“那能怎么樣,你不配合,到時候品牌方背后搞你,麻煩事又是一堆,少賺點就少賺點,你現在又不著急娶媳婦是吧,先這樣。”許晉易也是沒辦法,該妥協還是會妥協。
畢竟現在一些品牌方搞起事情來真不好應付。
商恪也沒說什么,沉默代表是默認了。
許晉易轉頭找聞輕,一看她就在自己身邊,問道“你哥哥什么時候來接你”
抵達醫院沒多久,聞輕就把醫院的定位發給了聞行止,至于聞行止什么時候出發的聞輕不知道,就回“應該已經在來的路上了。”
話音剛落下,聞輕手里的手機就開始嗡嗡嗡震動。
她拿起來看,許晉易問“是你哥哥吧”
“嗯。”聞輕嗯了聲,到窗邊接電話。
電話里傳來聞行止的聲音“你在幾樓幾號病房里”
“三樓,四十六單間病房里。”聞輕先報了地址,再問“哥,你到了嗎”
“嗯,在樓下。”
說話間,聞輕能聽到聽筒里傳來的雜音。
醫院樓下門診大廳的人特別多。
“哥,你就在在門診大廳左數的第二個柱子那等我,我下來接你。”倒不是記性有多好,聞恰巧就記住了那個柱子,因為當時旁邊站了一個嚎啕大哭的小孩。
聞行止應了聲好。
掛了電話,聞輕下去之前給許晉易說了聲。
許晉易問她用不用陪她一起下去,畢竟醫院挺大的,擔心聞輕繞路。聞輕說不用,她記得當時上來的路。
她下去之前還問商恪要不要吃什么,她可以順便帶上來。
商恪依依不舍的目光望著聞輕,那眼神好像是,生怕她這一下去,就不回來了。
他說了幾個字。
聞輕沒聽清楚,到病床邊來“商恪,你剛才說要什么”
“我要糖,越甜越好,嘴里太苦了。”他說。
除了離商恪最近的阿滿以外,沒有人聽清楚剛才商恪說的那句話是什么。
他說我要你回來。
“可以啊,你等著,我給你多買點糖。
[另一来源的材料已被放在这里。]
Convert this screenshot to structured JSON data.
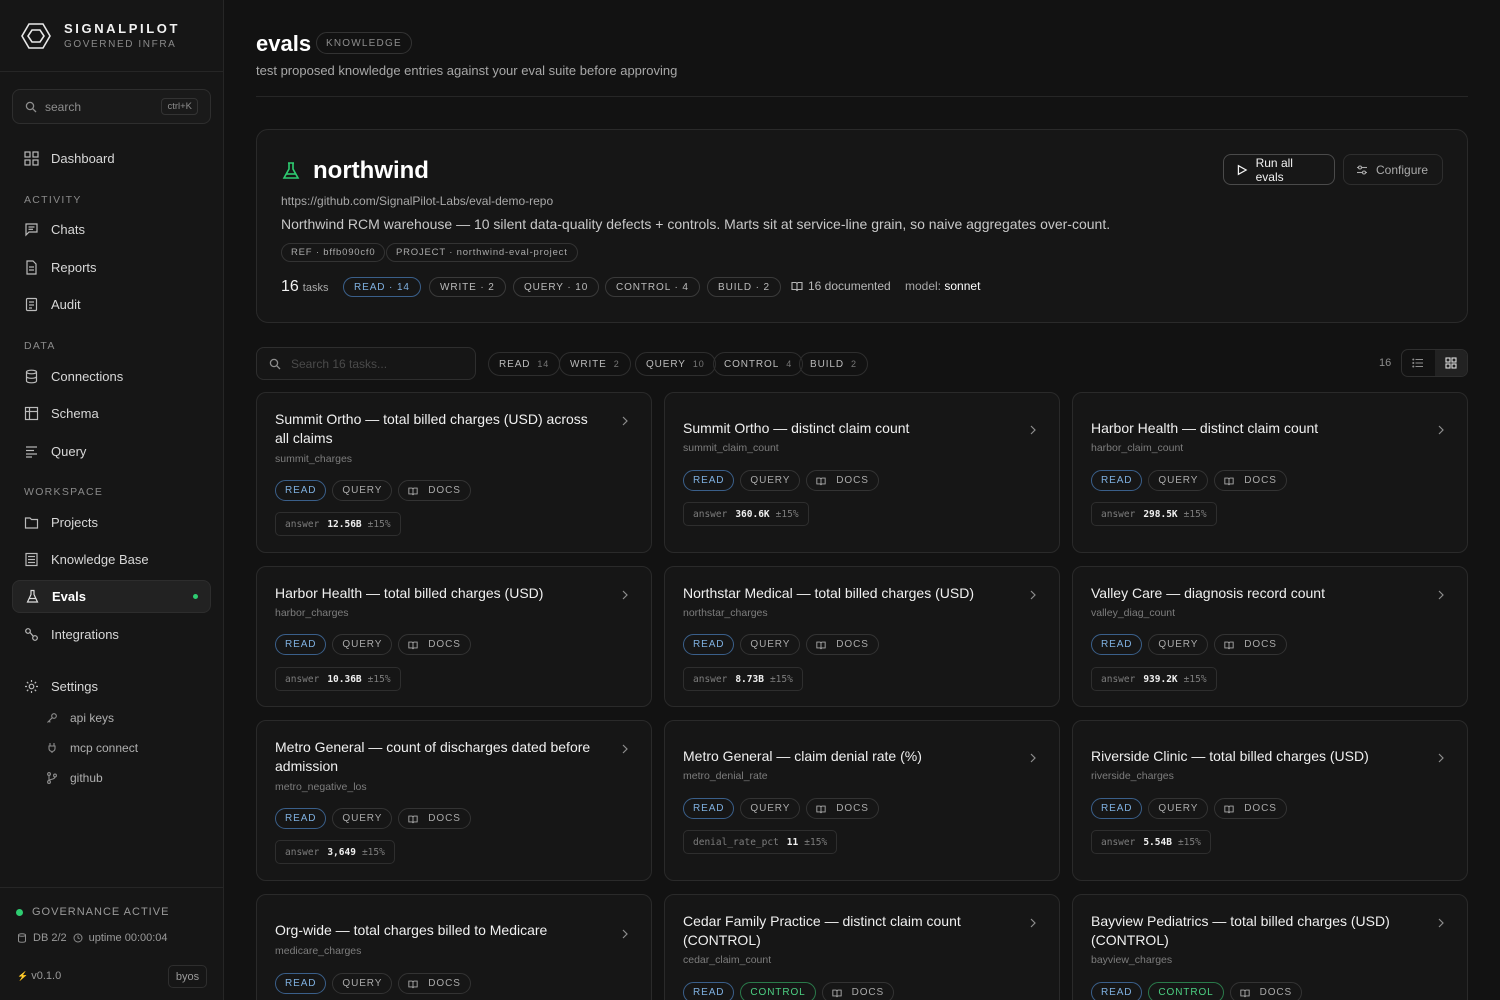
{
  "brand": {
    "name": "SIGNALPILOT",
    "sub": "GOVERNED INFRA"
  },
  "sidebar": {
    "search_placeholder": "search",
    "search_kbd": "ctrl+K",
    "dashboard": "Dashboard",
    "sections": {
      "activity": "ACTIVITY",
      "data": "DATA",
      "workspace": "WORKSPACE"
    },
    "activity": [
      "Chats",
      "Reports",
      "Audit"
    ],
    "data": [
      "Connections",
      "Schema",
      "Query"
    ],
    "workspace": [
      "Projects",
      "Knowledge Base",
      "Evals",
      "Integrations"
    ],
    "settings": "Settings",
    "settings_sub": [
      "api keys",
      "mcp connect",
      "github"
    ],
    "footer": {
      "governance": "GOVERNANCE ACTIVE",
      "db": "DB 2/2",
      "uptime": "uptime 00:00:04",
      "version": "v0.1.0",
      "byos": "byos"
    }
  },
  "page": {
    "title": "evals",
    "tag": "KNOWLEDGE",
    "subtitle": "test proposed knowledge entries against your eval suite before approving"
  },
  "project": {
    "name": "northwind",
    "url": "https://github.com/SignalPilot-Labs/eval-demo-repo",
    "description": "Northwind RCM warehouse — 10 silent data-quality defects + controls. Marts sit at service-line grain, so naive aggregates over-count.",
    "ref_label": "REF · bffb090cf0",
    "project_label": "PROJECT · northwind-eval-project",
    "tasks_count": "16",
    "tasks_label": "tasks",
    "counts": [
      "READ · 14",
      "WRITE · 2",
      "QUERY · 10",
      "CONTROL · 4",
      "BUILD · 2"
    ],
    "documented": "16 documented",
    "model_label": "model:",
    "model": "sonnet",
    "run_button": "Run all evals",
    "configure_button": "Configure"
  },
  "filters": {
    "search_placeholder": "Search 16 tasks...",
    "chips": [
      {
        "label": "READ",
        "count": "14"
      },
      {
        "label": "WRITE",
        "count": "2"
      },
      {
        "label": "QUERY",
        "count": "10"
      },
      {
        "label": "CONTROL",
        "count": "4"
      },
      {
        "label": "BUILD",
        "count": "2"
      }
    ],
    "count": "16"
  },
  "tasks": [
    {
      "title": "Summit Ortho — total billed charges (USD) across all claims",
      "slug": "summit_charges",
      "tags": [
        "READ",
        "QUERY",
        "DOCS"
      ],
      "ans_key": "answer",
      "ans_val": "12.56B",
      "tol": "±15%"
    },
    {
      "title": "Summit Ortho — distinct claim count",
      "slug": "summit_claim_count",
      "tags": [
        "READ",
        "QUERY",
        "DOCS"
      ],
      "ans_key": "answer",
      "ans_val": "360.6K",
      "tol": "±15%"
    },
    {
      "title": "Harbor Health — distinct claim count",
      "slug": "harbor_claim_count",
      "tags": [
        "READ",
        "QUERY",
        "DOCS"
      ],
      "ans_key": "answer",
      "ans_val": "298.5K",
      "tol": "±15%"
    },
    {
      "title": "Harbor Health — total billed charges (USD)",
      "slug": "harbor_charges",
      "tags": [
        "READ",
        "QUERY",
        "DOCS"
      ],
      "ans_key": "answer",
      "ans_val": "10.36B",
      "tol": "±15%"
    },
    {
      "title": "Northstar Medical — total billed charges (USD)",
      "slug": "northstar_charges",
      "tags": [
        "READ",
        "QUERY",
        "DOCS"
      ],
      "ans_key": "answer",
      "ans_val": "8.73B",
      "tol": "±15%"
    },
    {
      "title": "Valley Care — diagnosis record count",
      "slug": "valley_diag_count",
      "tags": [
        "READ",
        "QUERY",
        "DOCS"
      ],
      "ans_key": "answer",
      "ans_val": "939.2K",
      "tol": "±15%"
    },
    {
      "title": "Metro General — count of discharges dated before admission",
      "slug": "metro_negative_los",
      "tags": [
        "READ",
        "QUERY",
        "DOCS"
      ],
      "ans_key": "answer",
      "ans_val": "3,649",
      "tol": "±15%"
    },
    {
      "title": "Metro General — claim denial rate (%)",
      "slug": "metro_denial_rate",
      "tags": [
        "READ",
        "QUERY",
        "DOCS"
      ],
      "ans_key": "denial_rate_pct",
      "ans_val": "11",
      "tol": "±15%"
    },
    {
      "title": "Riverside Clinic — total billed charges (USD)",
      "slug": "riverside_charges",
      "tags": [
        "READ",
        "QUERY",
        "DOCS"
      ],
      "ans_key": "answer",
      "ans_val": "5.54B",
      "tol": "±15%"
    },
    {
      "title": "Org-wide — total charges billed to Medicare",
      "slug": "medicare_charges",
      "tags": [
        "READ",
        "QUERY",
        "DOCS"
      ]
    },
    {
      "title": "Cedar Family Practice — distinct claim count (CONTROL)",
      "slug": "cedar_claim_count",
      "tags": [
        "READ",
        "CONTROL",
        "DOCS"
      ]
    },
    {
      "title": "Bayview Pediatrics — total billed charges (USD) (CONTROL)",
      "slug": "bayview_charges",
      "tags": [
        "READ",
        "CONTROL",
        "DOCS"
      ]
    }
  ]
}
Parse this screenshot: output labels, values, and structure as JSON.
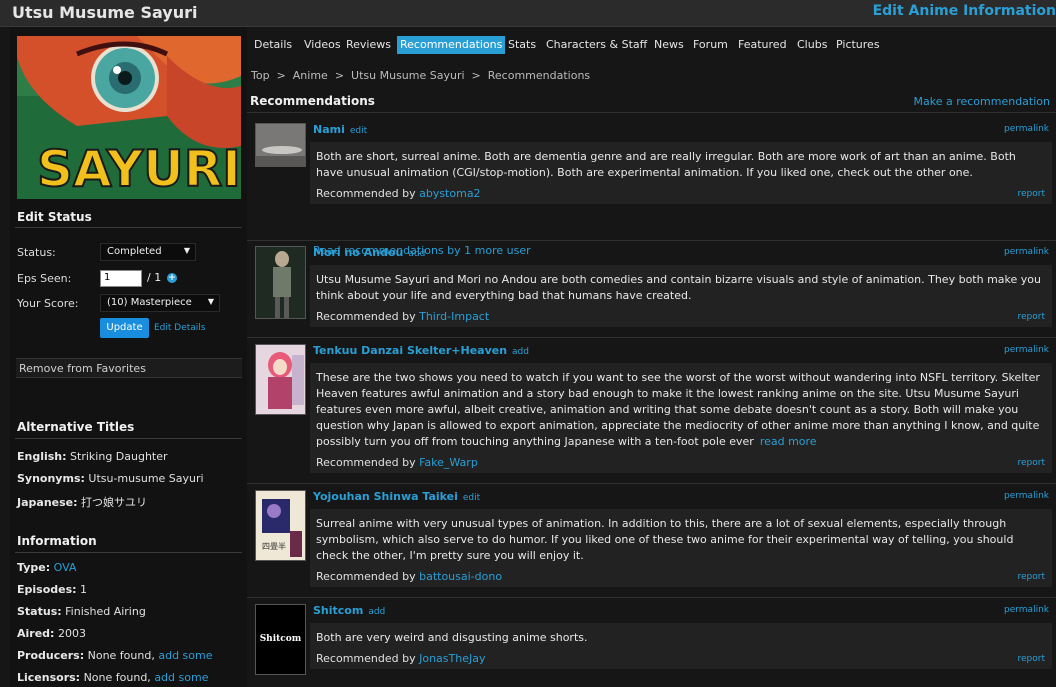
{
  "header": {
    "title": "Utsu Musume Sayuri",
    "edit_info": "Edit Anime Information"
  },
  "sidebar": {
    "poster_text": "SAYURI",
    "edit_status_heading": "Edit Status",
    "status_label": "Status:",
    "status_value": "Completed",
    "eps_label": "Eps Seen:",
    "eps_value": "1",
    "eps_total": "/ 1",
    "score_label": "Your Score:",
    "score_value": "(10) Masterpiece",
    "update_label": "Update",
    "edit_details_label": "Edit Details",
    "remove_favorites": "Remove from Favorites",
    "alt_titles_heading": "Alternative Titles",
    "english_label": "English:",
    "english_value": "Striking Daughter",
    "synonyms_label": "Synonyms:",
    "synonyms_value": "Utsu-musume Sayuri",
    "japanese_label": "Japanese:",
    "japanese_value": "打つ娘サユリ",
    "information_heading": "Information",
    "type_label": "Type:",
    "type_value": "OVA",
    "episodes_label": "Episodes:",
    "episodes_value": "1",
    "status2_label": "Status:",
    "status2_value": "Finished Airing",
    "aired_label": "Aired:",
    "aired_value": "2003",
    "producers_label": "Producers:",
    "producers_value": "None found,",
    "producers_add": "add some",
    "licensors_label": "Licensors:",
    "licensors_value": "None found,",
    "licensors_add": "add some"
  },
  "tabs": [
    "Details",
    "Videos",
    "Reviews",
    "Recommendations",
    "Stats",
    "Characters & Staff",
    "News",
    "Forum",
    "Featured",
    "Clubs",
    "Pictures"
  ],
  "active_tab": "Recommendations",
  "breadcrumb": [
    "Top",
    "Anime",
    "Utsu Musume Sayuri",
    "Recommendations"
  ],
  "breadcrumb_sep": ">",
  "recommendations_heading": "Recommendations",
  "make_recommendation": "Make a recommendation",
  "permalink_label": "permalink",
  "report_label": "report",
  "recommended_by_label": "Recommended by",
  "read_more_users": "Read recommendations by 1 more user",
  "recs": [
    {
      "title": "Nami",
      "action": "edit",
      "text": "Both are short, surreal anime. Both are dementia genre and are really irregular. Both are more work of art than an anime. Both have unusual animation (CGI/stop-motion). Both are experimental animation. If you liked one, check out the other one.",
      "user": "abystoma2"
    },
    {
      "title": "Mori no Andou",
      "action": "add",
      "text": "Utsu Musume Sayuri and Mori no Andou are both comedies and contain bizarre visuals and style of animation. They both make you think about your life and everything bad that humans have created.",
      "user": "Third-Impact"
    },
    {
      "title": "Tenkuu Danzai Skelter+Heaven",
      "action": "add",
      "text": "These are the two shows you need to watch if you want to see the worst of the worst without wandering into NSFL territory. Skelter Heaven features awful animation and a story bad enough to make it the lowest ranking anime on the site. Utsu Musume Sayuri features even more awful, albeit creative, animation and writing that some debate doesn't count as a story. Both will make you question why Japan is allowed to export animation, appreciate the mediocrity of other anime more than anything I know, and quite possibly turn you off from touching anything Japanese with a ten-foot pole ever",
      "more": "read more",
      "user": "Fake_Warp"
    },
    {
      "title": "Yojouhan Shinwa Taikei",
      "action": "edit",
      "text": "Surreal anime with very unusual types of animation. In addition to this, there are a lot of sexual elements, especially through symbolism, which also serve to do humor. If you liked one of these two anime for their experimental way of telling, you should check the other, I'm pretty sure you will enjoy it.",
      "user": "battousai-dono"
    },
    {
      "title": "Shitcom",
      "action": "add",
      "thumb_text": "Shitcom",
      "text": "Both are very weird and disgusting anime shorts.",
      "user": "JonasTheJay"
    }
  ],
  "colors": {
    "accent": "#2a9fd6",
    "background": "#161616",
    "panel": "#222222",
    "header": "#2b2b2b"
  }
}
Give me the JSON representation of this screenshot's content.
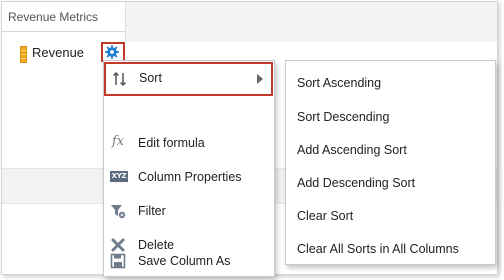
{
  "table": {
    "title": "Revenue Metrics",
    "column_label": "Revenue"
  },
  "menu": {
    "items": [
      {
        "label": "Sort",
        "icon": "sort-icon"
      },
      {
        "label": "Edit formula",
        "icon": "fx-icon"
      },
      {
        "label": "Column Properties",
        "icon": "xyz-icon"
      },
      {
        "label": "Filter",
        "icon": "filter-icon"
      },
      {
        "label": "Delete",
        "icon": "delete-x-icon"
      },
      {
        "label": "Save Column As",
        "icon": "save-icon"
      }
    ],
    "fx_glyph": "fx",
    "xyz_glyph": "XYZ"
  },
  "sort_submenu": {
    "items": [
      {
        "label": "Sort Ascending"
      },
      {
        "label": "Sort Descending"
      },
      {
        "label": "Add Ascending Sort"
      },
      {
        "label": "Add Descending Sort"
      },
      {
        "label": "Clear Sort"
      },
      {
        "label": "Clear All Sorts in All Columns"
      }
    ]
  },
  "colors": {
    "highlight_border": "#c0392b",
    "gear_blue": "#1f7fd1",
    "column_icon": "#f0a81c"
  }
}
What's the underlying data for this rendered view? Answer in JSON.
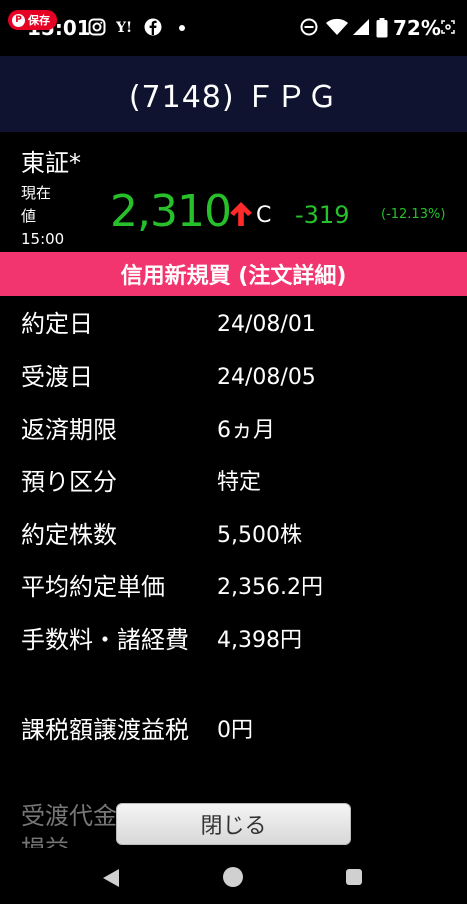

”聞輕能理解商恪嘴里苦,輸液的時候很多人都會這樣。
樓下。
聞輕是小跑著下來的。
第二個柱子那里,聞輕沒有看到聞行止的身影,她以為哥哥還沒到,準備原地等一會兒,左肩被輕拍了一下。
聞輕回頭,結果沒看到人。
“在這呢。”
聞輕又一轉頭,看向右邊。
時隔幾日沒見,聞輕一見到聞行止,唇角不但沒有往上揚,還往下壓,一整個撲向聞行止。
聞行止也在聞輕撲過來的剎那,放下果籃,張開手臂“呦呦喲,我們家小公主受委屈了。”
“哼,怎么就是委屈了,人家想你不行嗎。”
“行”聞行止眉眼里溢滿了寵溺,那聲行,也是寵溺滿滿。
聞輕把臉貼聞行止懷里蹭,劉海都蹭亂了才退開來,仰頭望著幾日不見的聞行止,問道“你什么時候抵達滇城的”
“今天上午。”
“那你豈不是等很久了。”
“等別人,五分鐘是極限,但是等妹妹,多長時間都沒問題。”聞行止說著,伸手刮了刮她鼻尖,又給她別了一下耳發。
聞輕就愛聽這話,心情喜滋滋的,眉眼都快彎成月牙了。
她注意到剛才被哥哥放下的果籃,問道“哥,你這是準備去看望商恪”
“他不是住院了么,既然來都來了,總不能空手就來吧。”聞行止說得那么意味深長“自家人不用客氣,關鍵商恪他不是自家人,總得客氣客氣吧。”